Même si cette théologie paraît compliquée et flottante, elle met l’accent sur le côté mystique de la relation homme-femme : l’homme se spiritualise en reconnaissant sa partie féminine projetée (ici, par les archontes), à l’extérieur de lui-même : c’est l’Anima de Jung. On songe à la portée de cet archétype, qui connaîtra d’autres avatars dans le culte d’Isis, de la Vierge Marie, la littérature courtoise, l’Alchimie, l’idéalisation de la femme chez les romantiques, et plus généralement dans tout le courant de pensée (de sensibilité, plutôt...) qui voit dans la conjonction homme-femme un peu plus qu’une source de bon temps à passer à deux.
Un symbole fascinant intervient ici : parce qu’elle est Vie, la Femme spirituelle devient Arbre (de Vie) ; puis cette même Femme « entra [dans] le Serpent , l’instructeur » (89, 31). Et c’est elle qui, sous la forme du Serpent, suggère à la Femme charnelle de manger de l’Arbre de La Connaissance « du Mal et du Bien ». Par rapport à la Genèse, il y a renversement de situation : c’est à juste titre que cette transgression est conseillée, puisque l’auteur de l’interdiction n’est qu’un Archonte arrogant qui croit être le Dieu suprême. Notons qu’après cet enseignement, la Femme spirituelle ne s’attarde pas dans le Serpent, qui redevient un reptile normal. On a donc ici un complexe symbolique Femme-Arbre-Serpent, éléments tous liés aux instincts surgissant de la Terre.

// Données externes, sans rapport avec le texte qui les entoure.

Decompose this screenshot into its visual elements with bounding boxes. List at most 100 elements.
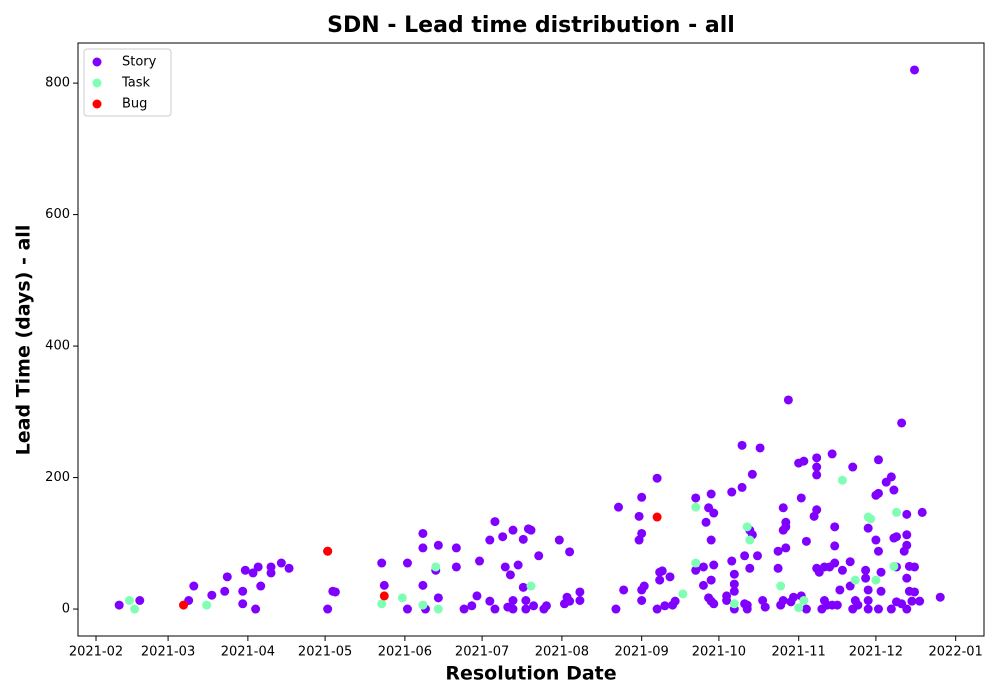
x-tick-label: 2021-05 [298,645,352,660]
point [871,575,881,585]
y-tick-label: 0 [62,602,70,617]
point [832,600,842,610]
point [526,525,536,535]
legend-label: Task [121,76,151,91]
x-tick-label: 2021-12 [849,645,903,660]
point [508,525,518,535]
x-tick-label: 2021-06 [378,645,432,660]
point [737,482,747,492]
point [135,595,145,605]
point [742,522,752,532]
point [737,440,747,450]
point [863,523,873,533]
point [902,573,912,583]
point [657,566,667,576]
point [727,556,737,566]
point [114,600,124,610]
point [652,604,662,614]
point [753,551,762,561]
point [634,511,644,521]
point [727,487,737,497]
point [575,587,585,597]
point [253,562,263,572]
point [873,455,883,465]
x-tick-label: 2021-09 [615,645,669,660]
point [917,507,927,517]
chart-title: SDN - Lead time distribution - all [327,13,735,38]
point [418,543,428,553]
legend-box [83,48,172,117]
point [402,558,412,568]
point [889,485,899,495]
point [451,562,461,572]
point [379,580,389,590]
point [508,595,518,605]
point [529,601,539,611]
point [902,530,912,540]
point [902,604,912,614]
point [238,599,248,609]
point [637,595,647,605]
point [729,569,739,579]
point [276,558,286,568]
point [886,472,896,482]
point [830,541,840,551]
point [508,604,518,614]
point [691,565,701,575]
point [722,591,732,601]
point [207,590,217,600]
point [678,589,688,599]
point [871,535,881,545]
point [323,546,333,556]
point [565,547,575,557]
point [238,586,248,596]
point [745,535,755,545]
point [830,522,840,532]
point [485,535,495,545]
point [611,604,621,614]
point [202,600,212,610]
point [248,568,258,578]
x-tick-label: 2021-07 [455,645,509,660]
point [418,580,428,590]
point [742,600,752,610]
point [665,572,675,582]
point [830,558,840,568]
point [876,586,886,596]
point [845,581,855,591]
point [614,502,624,512]
point [323,604,333,614]
x-tick-label: 2021-02 [69,645,123,660]
point [837,475,847,485]
point [897,418,907,428]
point [240,565,250,575]
y-tick-label: 600 [45,207,70,222]
point [467,601,477,611]
point [910,562,920,572]
x-axis-label: Resolution Date [445,663,616,685]
point [431,562,441,572]
point [850,575,860,585]
point [776,581,786,591]
point [801,604,811,614]
point [475,556,485,566]
point [485,596,495,606]
point [691,558,701,568]
point [706,575,716,585]
point [801,536,811,546]
point [698,562,708,572]
point [472,591,482,601]
point [873,604,883,614]
point [848,462,858,472]
point [760,602,770,612]
point [706,489,716,499]
y-axis-label: Lead Time (days) - all [13,225,35,456]
point [837,565,847,575]
point [796,493,806,503]
point [660,601,670,611]
point [778,503,788,513]
point [907,596,917,606]
point [451,543,461,553]
point [189,581,199,591]
point [518,582,528,592]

Tout ça n’empêche pas Adam et Eve de se faire jeter du Paradis par le vilain Grand Archonte, pour motif d’insubordination. Violée par les archontes, la Femme charnelle met au monde Caïn (le païen), tandis qu’Abel (le juif qui présente à Dieu des offrandes agréées) est le fruit de son union avec le Grand Archonte. Après ces partouzes transcendantes, Adam couche avec Eve (ben oui, quand même, c’est sa femme, après tout), et ils ont deux enfants : Seth (prototype du bon gnostique) et Noréa la Vierge.
A ce moment-là, déluge, Noé et tout ça. Sauf que le déluge est voulu par Yaldabaôth et les vilains archontes, tandis que l’un des fils de Yaldabaôth, Sabaôth, conseille à Noé de construire une Arche pour se sauver. Voilà pourquoi Sabaôth, devenu un archonte repenti, a été nommé Dieu de l’Ancien Testament. Promotion. Ca a dû lui faire vachement plaisir. Noréa se dispute avec les vilains archontes qui veulent l’asservir comme Eve, et un ange, Eléleth, la Sagesse, vient aider Noréa, en faisant un petit cours de Théogonie, qui commence donc à ce moment-là.
D’après cet enseignement d’Eléleth à Noréa, c’est Pistis Sophia qui, depuis le monde des éons illimités, a créé le monde d’en-bas sans demander à son mari (ah ! ne me parlez pas des femmes qui bricolent toutes seules !) ; résultat : elle crée une bête arrogante androgyne, le vilain Archonte Samaël, qui croit être le Dieu de l’Univers, étant donné qu’un « voile » interposé entre lui et le monde des éons illimités l’empêche de voir qu’il y a beaucoup plus haut placé que lui dans la hiérarchie divine.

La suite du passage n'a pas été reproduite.